Untuk tahun 2013 mendatang, transfer tersebut bahkan mencapai Rp528 triliun. Jumlah ini memungkinkan pemerintahan daerah untuk memperoleh dorongan besar untuk menciptakan pertumbuhan ekonomi di daerah masingmasing. Bayangkan,Kabupaten Sintang, yang berada di jantung Provinsi Kalimantan Barat yang untuk mencapainya saja memerlukan perjalanan darat sekitar 7 jam dari Pontianak, memiliki APBD yang melampaui Rp1 triliun. 

Apalagi pemerintah daerah lain, terutama di Jawa, yang memiliki jumlah penduduk lebih besar. Oleh karena itu tidak mengherankan jika koran bergengsi dari Inggris Financial Times memuat bangkitnya kota-kota lapis ketiga Indonesia seperti Batam, Pekanbaru, Makassar,dan Pontianak. Kebangkitan pembangunan di daerah ini pada akhirnya menciptakan pasar yang semakin besar bagi industri manufaktur yang umumnya berada di Pulau Jawa. 

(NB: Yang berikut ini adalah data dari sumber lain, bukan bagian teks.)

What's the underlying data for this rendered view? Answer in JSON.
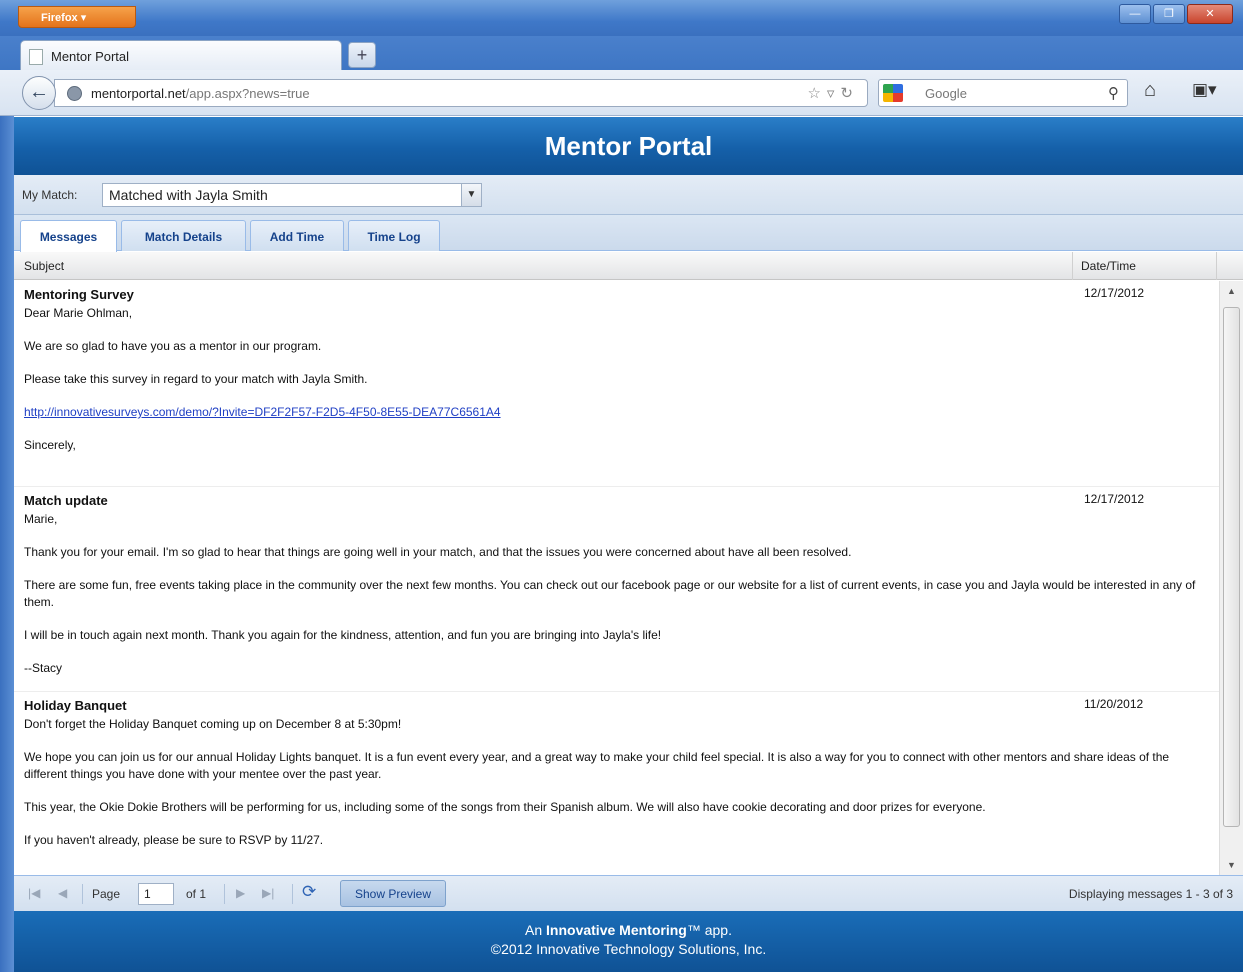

Sumber pertumbuhan lainnya adalah belanja infrastruktur yang untuk tahun mendatang ini akan mencapai lebih dari Rp200 triliun. Dengan jumlah tersebut, kita akan melihat selesainya pembangunan rel ganda Cirebon–Surabaya di akhir 2013.Dengan jumlah tersebut kita akan melihat dimulainya pembangunan ekspansi pelabuhan Tanjung Priok dan pelabuhan utama lain yang akan membentuk Pendulum Nusantara. 

Dengan jumlah tersebut, ratusan atau bahkan ribuan kilometer jalan raya maupun pembangunan berbagai bandara bisa dilakukan.Yang sangat penting, angka tersebut dapat memberikan hasil yang setinggi-tingginya. Semoga APBN 2013 tersebut semakin mengukuhkan Indonesia sebagai negara besar dalam perekonomian global.